Chose singulière, pour une espèce répandue dans les trois continents, les variétés ne sont pas nombreuses. On en signale deux, basées uniquement sur la couleur jaune ou teintée de rouge des fleurs, qui ont été regardées quelquefois comme des espèces distinctes, mais que des observations plus attentives ramènent à une seule, conformément à l’opinion de Linné[2]. Le petit nombre des variations obtenues, même dans l’organe pour lequel on cultive l’espèce, est un indice de culture pas très ancienne. C’est cependant ce qu’il faut chercher, car l’habitation préculturale est incertaine. Les meilleurs botanistes ont supposé tantôt l’Inde et tantôt l’Afrique intertropicale. M. Bentham, qui a beaucoup étudié les Légumineuses, croyait en 1861 à l’origine africaine, et en 1865 il inclinait plutôt vers l’origine asiatique[3]. Le problème est donc assez intéressant.

Et d’abord il ne peut pas être question d’une origine américaine. Le Cajan a été introduit aux Antilles de la côte d’Afrique par la traite des nègres, comme l’indiquent les noms vulgaires déjà cités[4] et l’opinion unanime des auteurs de flores américaines. On l’a porté également au Brésil, à la Guyane et dans toutes les régions chaudes du continent américain.

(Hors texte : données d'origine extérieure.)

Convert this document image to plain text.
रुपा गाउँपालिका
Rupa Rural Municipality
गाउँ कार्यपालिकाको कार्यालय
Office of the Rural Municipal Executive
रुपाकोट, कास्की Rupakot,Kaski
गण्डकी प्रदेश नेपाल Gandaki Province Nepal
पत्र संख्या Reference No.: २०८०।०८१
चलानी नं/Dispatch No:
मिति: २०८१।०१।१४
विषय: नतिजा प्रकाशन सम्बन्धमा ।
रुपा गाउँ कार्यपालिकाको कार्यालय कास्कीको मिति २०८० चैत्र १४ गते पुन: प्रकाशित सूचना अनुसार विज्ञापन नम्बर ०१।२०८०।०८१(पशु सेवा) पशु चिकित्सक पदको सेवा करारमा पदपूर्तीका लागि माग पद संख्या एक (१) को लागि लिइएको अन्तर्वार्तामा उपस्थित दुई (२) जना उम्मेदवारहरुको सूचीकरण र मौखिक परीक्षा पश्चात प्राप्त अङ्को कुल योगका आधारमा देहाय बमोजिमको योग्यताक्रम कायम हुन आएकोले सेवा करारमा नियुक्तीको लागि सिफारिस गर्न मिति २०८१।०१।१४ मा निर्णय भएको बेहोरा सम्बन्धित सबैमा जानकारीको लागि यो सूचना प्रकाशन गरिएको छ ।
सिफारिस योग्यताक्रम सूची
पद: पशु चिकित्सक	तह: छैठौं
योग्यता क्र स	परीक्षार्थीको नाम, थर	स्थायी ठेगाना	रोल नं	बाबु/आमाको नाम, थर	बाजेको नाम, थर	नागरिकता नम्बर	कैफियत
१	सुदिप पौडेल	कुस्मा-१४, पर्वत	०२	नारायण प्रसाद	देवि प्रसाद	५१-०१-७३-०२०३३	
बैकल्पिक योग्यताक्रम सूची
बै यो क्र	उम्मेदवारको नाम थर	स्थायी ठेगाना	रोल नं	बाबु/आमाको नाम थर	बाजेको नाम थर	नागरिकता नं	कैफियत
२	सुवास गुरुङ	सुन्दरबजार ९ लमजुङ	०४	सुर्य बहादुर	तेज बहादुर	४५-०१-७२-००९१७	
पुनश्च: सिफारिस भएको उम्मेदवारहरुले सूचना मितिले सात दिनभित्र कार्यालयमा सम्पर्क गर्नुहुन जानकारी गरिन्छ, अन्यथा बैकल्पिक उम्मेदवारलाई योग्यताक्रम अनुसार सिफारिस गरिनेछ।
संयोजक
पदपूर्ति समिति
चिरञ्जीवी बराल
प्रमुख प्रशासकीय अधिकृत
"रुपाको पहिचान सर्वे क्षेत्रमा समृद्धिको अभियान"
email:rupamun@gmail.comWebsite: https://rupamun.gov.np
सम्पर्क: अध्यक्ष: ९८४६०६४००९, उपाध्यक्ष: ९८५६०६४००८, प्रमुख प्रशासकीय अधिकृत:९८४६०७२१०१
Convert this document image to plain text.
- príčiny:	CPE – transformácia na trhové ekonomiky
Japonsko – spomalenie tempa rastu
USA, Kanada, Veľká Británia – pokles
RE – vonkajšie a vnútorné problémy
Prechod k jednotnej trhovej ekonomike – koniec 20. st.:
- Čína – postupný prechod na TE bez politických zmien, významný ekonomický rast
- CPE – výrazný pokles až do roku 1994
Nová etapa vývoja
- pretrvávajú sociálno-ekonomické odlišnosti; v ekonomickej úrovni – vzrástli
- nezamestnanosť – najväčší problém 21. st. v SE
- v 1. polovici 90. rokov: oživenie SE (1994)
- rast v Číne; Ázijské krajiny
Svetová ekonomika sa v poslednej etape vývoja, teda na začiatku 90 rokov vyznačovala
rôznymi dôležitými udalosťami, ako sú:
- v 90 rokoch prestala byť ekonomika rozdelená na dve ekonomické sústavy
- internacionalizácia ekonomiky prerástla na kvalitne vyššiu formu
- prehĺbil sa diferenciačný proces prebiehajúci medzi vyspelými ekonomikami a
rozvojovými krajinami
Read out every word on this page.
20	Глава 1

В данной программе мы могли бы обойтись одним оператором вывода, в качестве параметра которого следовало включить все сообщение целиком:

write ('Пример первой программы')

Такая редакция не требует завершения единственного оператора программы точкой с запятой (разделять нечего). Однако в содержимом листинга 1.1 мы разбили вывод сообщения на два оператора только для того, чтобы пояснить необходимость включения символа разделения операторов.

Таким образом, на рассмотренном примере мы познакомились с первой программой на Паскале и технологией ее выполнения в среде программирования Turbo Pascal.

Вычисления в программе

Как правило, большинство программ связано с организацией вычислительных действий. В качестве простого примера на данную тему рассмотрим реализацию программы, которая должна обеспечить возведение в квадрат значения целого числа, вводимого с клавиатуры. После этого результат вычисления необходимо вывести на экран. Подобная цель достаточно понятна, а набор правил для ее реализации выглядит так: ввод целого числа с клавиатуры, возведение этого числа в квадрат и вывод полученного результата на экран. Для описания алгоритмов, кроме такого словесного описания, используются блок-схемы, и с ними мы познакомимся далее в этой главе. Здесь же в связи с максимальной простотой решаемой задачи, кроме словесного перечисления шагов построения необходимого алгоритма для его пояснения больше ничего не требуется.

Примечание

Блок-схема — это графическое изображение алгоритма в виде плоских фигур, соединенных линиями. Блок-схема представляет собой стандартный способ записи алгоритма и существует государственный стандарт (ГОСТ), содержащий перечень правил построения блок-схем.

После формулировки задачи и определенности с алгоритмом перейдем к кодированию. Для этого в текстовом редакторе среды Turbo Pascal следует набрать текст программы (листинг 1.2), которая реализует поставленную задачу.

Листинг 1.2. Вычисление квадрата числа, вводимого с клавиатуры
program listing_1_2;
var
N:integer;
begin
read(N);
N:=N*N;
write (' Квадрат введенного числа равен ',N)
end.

La facilité avec laquelle cet arbuste se naturalise empêcherait, à elle seule, d’accorder beaucoup de poids au dire des collecteurs, qui l’ont trouvé plus ou moins spontané en Asie ou en Afrique, et de plus ces assertions ne sont pas précises. Généralement elles sont accompagnées de doutes. La plupart des

  1. De Tussac, Flore des Antilles, vol. 4, p. 94, pl. 32 ; Grisebach, Fl. of brit. w. Ind., 1, p. 191.
  2. Voir sur cette question Wight et Arnott, Prodr. fl. penins. ind., p. 256 ; Klotzsch, dans Peters, Reise nach Mozambique, 1, p. 36. La variété à fleur jaune est figurée dans Tussac, l. c. ; celle à fleur colorée de rouge, dans le Botanical register, 1845, pl. 31.
  3. Bentham, Flora Hongkongensis, p. 89 ; Flora brasil., vol. 15, p. 199 ; Bentham et Hooker, Gen., I, p. 541.
  4. De Tussac, Flore des Antilles ; Jacquin, Obs., p. 1.